Capitolo 2

3 0 0
                                    

L'aria di metà Febbraio era frizzante, anche se per fortuna aveva smesso di piovere. Elena aveva aprofittato di proposito di quel momento per far uscire il cane, sperando di poter evitare di farlgli inzuppare il lungo pelo nero e risparmiare così una buona mezz'ora per asciugarlo con quel minuscolo e pressoché inutile phon che si ritrovavano.
Un altro sospiro. "Da quando in qua sono diventata così insoddisfatta?".
Continuò a camminare, respirando a fondo l'aria invernale, sentendo il freddo scendere nei polmoni e soffiando una nuvoletta di vapore sulle mani congelate. Non c'erano molti rumori, eccetto quello di qualche auto in lontananza che correva sull'asfalto bagnato. Abitavano in una via molto tranquilla,  con grandi ville e vilette a schiera; la loro era l'ultima, dopo c'erano solo vasti campi e un piccolo bosco di proprietà di un vicino. Si incamminò rimuginando verso il centro abitato, non aveva voglia di infangarsi in mezzo all'erba ne tanto meno di sentire Tommaso lamentarsi tutto il tempo perché il cane lasciava in giro per tutta casa le sue impronte appiccicose, perché il pelo umido puzzava; perché, perché, perché semplicemente perché era fatto così e aveva sempre un buon motivo per lagnarsi.
Come se Arnold avesse capito che qualcosa non andava e dove si stavano dirigendo i suoi pensieri, le posò il grosso muso scuro sul dorso della mano.
"Ehi dolce Dodo, che c'è?".
Si chinò, passando la mano tra l'ispido pelo di quell'adorabile animale, che la guardava coi suoi grandi affettuosi occhi arancioni, aspettando che si rialzasse per proseguire la sua passeggiata serale.
Prese il telefono dalla tasca del cappotto per controllare se ci fosse qualche notifica, poi fece scorrere su e giù qualche volta Instagram, senza però soffermarsi realmente a guardare quello che le passava davanti, infine bloccò lo schermo e lo rimise dentro.
Un tonfo.
"E ti pareva!"
Guardò in giù poi in alto, verso il cielo, una preghiera silenziosa. Sollevò lo smartphone dall'asfalto sperando che non si fosse rotto lo schermo.
"Morde?"
"Si, ha appena finito di mangiare un uomo e non ha lasciato nemmeno le ossa" rispose prima di vedere da chi provenisse la domanda.

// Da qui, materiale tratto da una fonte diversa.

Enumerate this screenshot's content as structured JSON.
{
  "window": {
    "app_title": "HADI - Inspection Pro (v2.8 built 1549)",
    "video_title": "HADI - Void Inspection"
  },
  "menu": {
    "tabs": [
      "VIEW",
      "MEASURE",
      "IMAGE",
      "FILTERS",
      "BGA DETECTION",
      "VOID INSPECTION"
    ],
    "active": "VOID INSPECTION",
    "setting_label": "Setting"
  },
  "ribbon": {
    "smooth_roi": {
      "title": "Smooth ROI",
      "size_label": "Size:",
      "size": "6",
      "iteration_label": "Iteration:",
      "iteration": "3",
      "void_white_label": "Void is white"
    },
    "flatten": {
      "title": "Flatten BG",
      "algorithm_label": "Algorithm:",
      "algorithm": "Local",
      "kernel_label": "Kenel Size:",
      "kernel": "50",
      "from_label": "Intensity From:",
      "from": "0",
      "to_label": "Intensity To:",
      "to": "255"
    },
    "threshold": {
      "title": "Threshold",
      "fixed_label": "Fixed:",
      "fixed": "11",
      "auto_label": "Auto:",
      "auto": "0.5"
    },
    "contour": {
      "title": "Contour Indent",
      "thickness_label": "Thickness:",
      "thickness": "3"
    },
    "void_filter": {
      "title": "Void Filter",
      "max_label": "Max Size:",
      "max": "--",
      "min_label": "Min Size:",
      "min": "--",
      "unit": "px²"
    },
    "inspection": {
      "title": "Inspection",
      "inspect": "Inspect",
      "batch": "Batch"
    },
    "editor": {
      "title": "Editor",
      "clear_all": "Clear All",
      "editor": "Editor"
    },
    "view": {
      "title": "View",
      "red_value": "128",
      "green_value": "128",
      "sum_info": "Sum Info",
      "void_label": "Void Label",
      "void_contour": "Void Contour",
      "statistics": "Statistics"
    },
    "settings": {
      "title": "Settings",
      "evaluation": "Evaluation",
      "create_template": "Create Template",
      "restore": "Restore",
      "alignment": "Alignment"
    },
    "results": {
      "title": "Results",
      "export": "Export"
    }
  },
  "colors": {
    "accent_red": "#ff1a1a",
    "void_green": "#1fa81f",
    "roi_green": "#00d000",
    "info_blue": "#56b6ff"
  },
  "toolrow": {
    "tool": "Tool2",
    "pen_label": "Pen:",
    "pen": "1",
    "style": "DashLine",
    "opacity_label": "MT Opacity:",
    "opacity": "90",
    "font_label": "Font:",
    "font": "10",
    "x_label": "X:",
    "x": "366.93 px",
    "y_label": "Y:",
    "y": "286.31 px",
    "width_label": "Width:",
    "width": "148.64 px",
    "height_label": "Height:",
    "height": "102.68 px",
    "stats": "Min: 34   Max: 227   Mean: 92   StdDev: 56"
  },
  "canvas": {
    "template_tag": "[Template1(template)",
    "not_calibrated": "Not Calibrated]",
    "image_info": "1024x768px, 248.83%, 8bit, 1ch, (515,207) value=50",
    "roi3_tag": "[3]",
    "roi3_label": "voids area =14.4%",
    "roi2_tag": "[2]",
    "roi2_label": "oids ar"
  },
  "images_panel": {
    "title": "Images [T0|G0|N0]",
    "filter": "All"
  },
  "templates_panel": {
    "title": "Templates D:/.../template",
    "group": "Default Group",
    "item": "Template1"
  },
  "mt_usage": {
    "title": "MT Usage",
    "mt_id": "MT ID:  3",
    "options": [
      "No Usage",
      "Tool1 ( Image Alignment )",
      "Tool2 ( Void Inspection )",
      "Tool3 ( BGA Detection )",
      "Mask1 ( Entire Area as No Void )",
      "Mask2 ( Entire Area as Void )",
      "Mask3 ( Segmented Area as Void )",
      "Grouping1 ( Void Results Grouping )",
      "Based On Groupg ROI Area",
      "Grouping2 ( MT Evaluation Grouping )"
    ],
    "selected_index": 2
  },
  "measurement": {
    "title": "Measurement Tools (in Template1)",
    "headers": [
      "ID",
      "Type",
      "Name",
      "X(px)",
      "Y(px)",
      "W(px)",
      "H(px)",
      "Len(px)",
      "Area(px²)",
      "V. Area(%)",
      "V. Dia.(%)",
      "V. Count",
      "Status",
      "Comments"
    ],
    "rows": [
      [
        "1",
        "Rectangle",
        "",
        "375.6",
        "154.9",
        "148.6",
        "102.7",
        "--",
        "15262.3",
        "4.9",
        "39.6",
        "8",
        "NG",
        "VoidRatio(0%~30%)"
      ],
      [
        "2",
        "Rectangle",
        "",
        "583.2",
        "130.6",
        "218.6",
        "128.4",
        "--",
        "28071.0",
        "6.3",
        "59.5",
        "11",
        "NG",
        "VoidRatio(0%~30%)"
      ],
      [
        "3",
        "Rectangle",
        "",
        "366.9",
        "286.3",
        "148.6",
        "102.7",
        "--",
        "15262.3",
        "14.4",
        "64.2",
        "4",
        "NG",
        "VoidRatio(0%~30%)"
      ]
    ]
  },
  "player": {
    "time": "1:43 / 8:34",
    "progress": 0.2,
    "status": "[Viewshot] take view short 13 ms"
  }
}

Quando si voltò si rese conto che Arnold si era sfilato il collare ed era praticamente montato in groppa ad un uomo che non aveva mai visto. (Cosa assai strana per un paese piccolo come il suo).
Corse immediatamente a recuperare il cane da quella statua di ghiaccio in cui si era trasformato quell'uomo.
"Scusami, non mi ero resa conto. Dai Dodo scendi. È che mi era caduto questo e allora non..."
"Si ok, ma potresti levarmelo di dosso? Se non sai gestire un cane del genere non dovresti tenerlo!"
"Scusa come?"
"Ho detto, bhe insomma, sembra che sia lui a portare in giro te e non il contrario." La squadrò dall'alto al basso come a voler dire che solo perché era alta poco più di un metro e cinquanta allora non era in grado di tenere a bada un cane di 40 kg. Che poi non ce n'era nemmeno bisogno, perché il suo era il cane più buono che avesse mai visto.
Arrossì per la rabbia, prese il cane per il collare ed era sul punto di dire qualcosa quando la bestia iniziò a tirare verso il cancello dei signori Esposito, i quali avevano una cagnolina adorabile per la quale il suo amico a quattro zampe andava matto.
"Arrivederci" si sentí dire, e quando si girò per rispondere dovette soffocare una risata alla vista delle condizioni della giacca di quell'uomo; due enormi impronte di fango che sfumavano verso il basso erano piazzate ai lati delle larghe spalle.
"Le pago la lavanderia" gli urlò in risposta, poiché si era già allontanato di un bel po, e senza nemmeno voltarsi le rispose che non c'è n'era bisogno.
Allora Elena presa da uno strano impulso, tirò su il dito medio e iniziò a sventolaeglielo alle spalle facendogli la linguaccia. Era stufa di tutte le persone che si sentivano in diritto di trattarti di merda, o forse era semplicemente un po stanca e fuori fase.
Non appena si accorse che affacciata da uno spiraglio di una finestra non poco distante c'era una vecchia signora impicciona si infilò immediatamente le mani in tasca e a testa bassa, con le guance che le andavano a fuoco, proseguí nella passeggiata.